The processing applied included a full digital preservation workflow that applied file format normalisation to create additional versions of the files for both preservation and access.  This increases file counts, workload and storage volumes.  We used Archivematica for normalisation with up to 40 instances running in parallel inside Kubernetes pods on GCP.  These instances are transient and auto-scaled, i.e. they are created on-demand.  None existed before the ingest was started and none were left running after they finished processing the files.  We also extended Archivematica to do extra file format conversions, for example to convert Office file formats into PDF/A.  Archivematica runs several extra services such as characterisation and validation that aren’t run in the simpler workflow used for the Astronomy data use case (which did not use Archivematica). 

All this extra processing amounts to a bigger carbon footprint when ingesting the data compared to storing the data.  This is in stark contrast to the Astronomy data use case which is the other way around.  

This just goes to show that carbon footprint depends on what sort of data you want to preserve, what preservation actions are taken, and what tools and systems are used to do it. 

Putting LTDP emissions into context

It’s worth putting these numbers in context of something more tangible such as driving a car or flying on a plane, which seems to be the usual comparisons that people do. 

The average car on UK roads emits 14.3 kg of CO2 per gallon of fuel consumed, which at a fuel efficiency of 55 mpg means that a car, on average, emits 280g CO2 per mile driven.  
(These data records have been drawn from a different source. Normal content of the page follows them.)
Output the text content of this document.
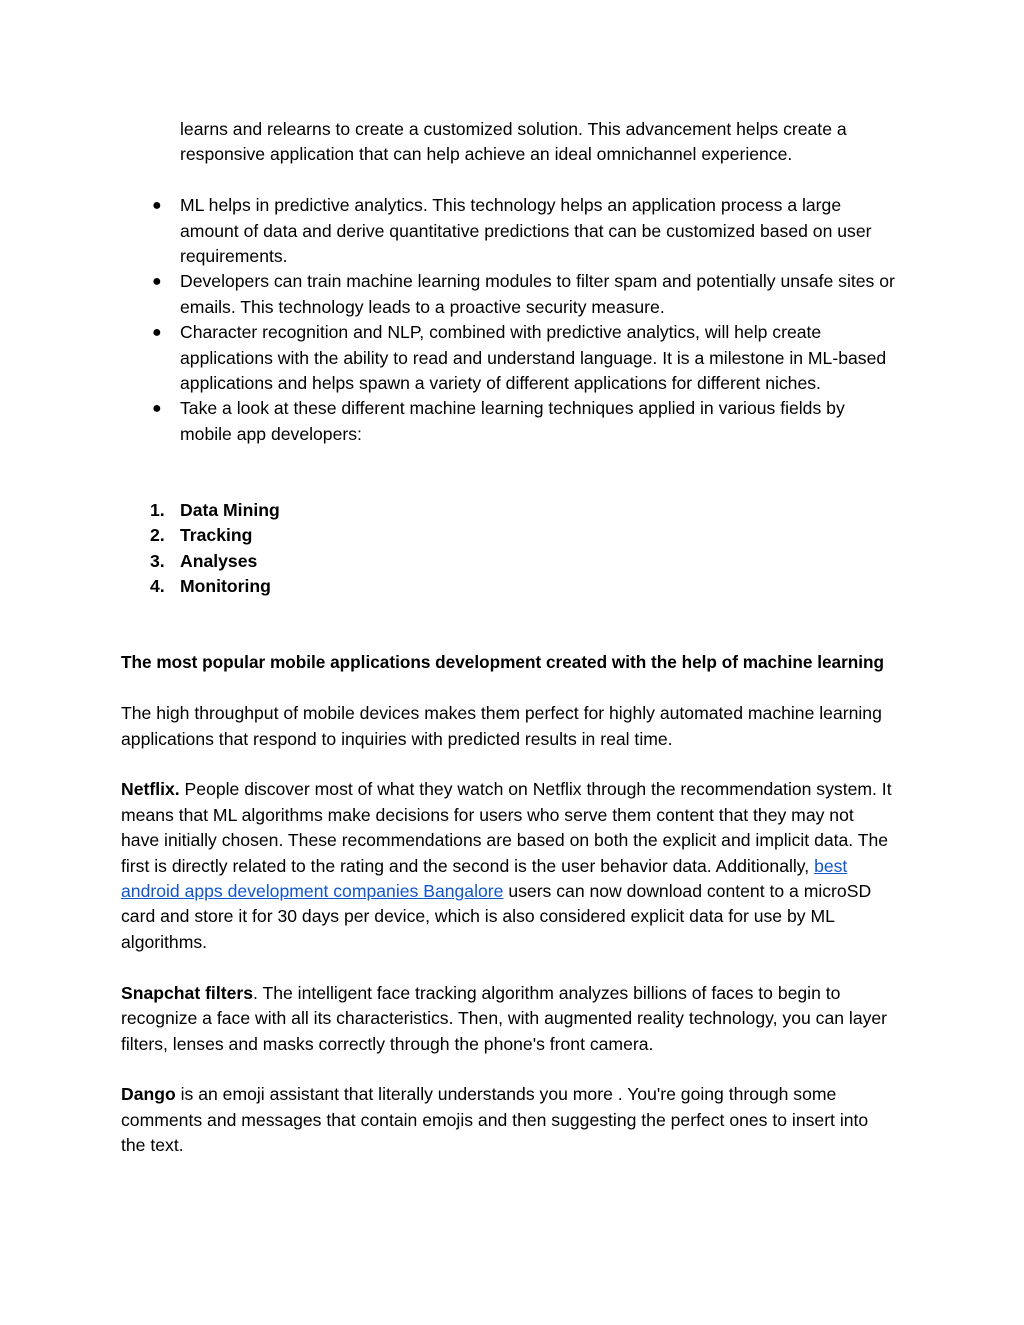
learns and relearns to create a customized solution. This advancement helps create a responsive application that can help achieve an ideal omnichannel experience.

● ML helps in predictive analytics. This technology helps an application process a large amount of data and derive quantitative predictions that can be customized based on user requirements.
● Developers can train machine learning modules to filter spam and potentially unsafe sites or emails. This technology leads to a proactive security measure.
● Character recognition and NLP, combined with predictive analytics, will help create applications with the ability to read and understand language. It is a milestone in ML-based applications and helps spawn a variety of different applications for different niches.
● Take a look at these different machine learning techniques applied in various fields by mobile app developers:
1. Data Mining
2. Tracking
3. Analyses
4. Monitoring
The most popular mobile applications development created with the help of machine learning

The high throughput of mobile devices makes them perfect for highly automated machine learning applications that respond to inquiries with predicted results in real time.

Netflix. People discover most of what they watch on Netflix through the recommendation system. It means that ML algorithms make decisions for users who serve them content that they may not have initially chosen. These recommendations are based on both the explicit and implicit data. The first is directly related to the rating and the second is the user behavior data. Additionally, best android apps development companies Bangalore users can now download content to a microSD card and store it for 30 days per device, which is also considered explicit data for use by ML algorithms.

Snapchat filters. The intelligent face tracking algorithm analyzes billions of faces to begin to recognize a face with all its characteristics. Then, with augmented reality technology, you can layer filters, lenses and masks correctly through the phone's front camera.

Dango is an emoji assistant that literally understands you more . You're going through some comments and messages that contain emojis and then suggesting the perfect ones to insert into the text.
Ingesting and storing 1M office documents for 1 year has a gross emission equivalent to driving a car for just over 500 miles.   After the initial ingest, assuming files are not accessed very often or reprocessed, then ongoing storage carbon cost is equivalent to driving another 20 miles per year.   In the grand scheme of things that doesn’t seem too bad.   Especially considering that Google already offset their gross emissions, so the net carbon footprint is already zero.  Happy days! 

PB scale preservation is a different matter – the emissions in this case, even when minimal processing is done, is more comparable to flying a jumbo across the Atlantic and back several times. 

Gross emissions are measured in tonnes not kgs and the choice of Google region has a significant impact.   Even though the net emissions from energy consumption are zero, there’s still significant amounts of physical ICT kit involved to process and store the data.  That has additional footprint that comes from its manufacture, transport and eventual disposal.  

Summary

This blog post has provided some examples of quantified gross carbon emissions resulting from the energy use of our LTDP system when deployed and run in GCP. 

I want to stress again that the net emissions are zero thanks to Google’s use of mostly renewable energy and offsetting what’s left.  As I’ve discussed before, cloud providers such as Google are often greener and more transparent than perhaps some people give them credit for. 

But pick a different preservation system, a different cloud provider, a different type of data, a different preservation process, a different deployment location and the numbers could vary substantially! 

And that’s the point.

Carbon emissions from LTDP vary hugely depending on what you are trying to do and how and where it gets done – which is why it’s so important to be able to measure, quantify and compare actual emissions.

By sharing our approach and by providing some of the numbers and metrics that we’ve generated, I’m hoping that this post will advance, even if just a little, some of the really important work that is going on in the community around environmental sustainability and impact of LTDP.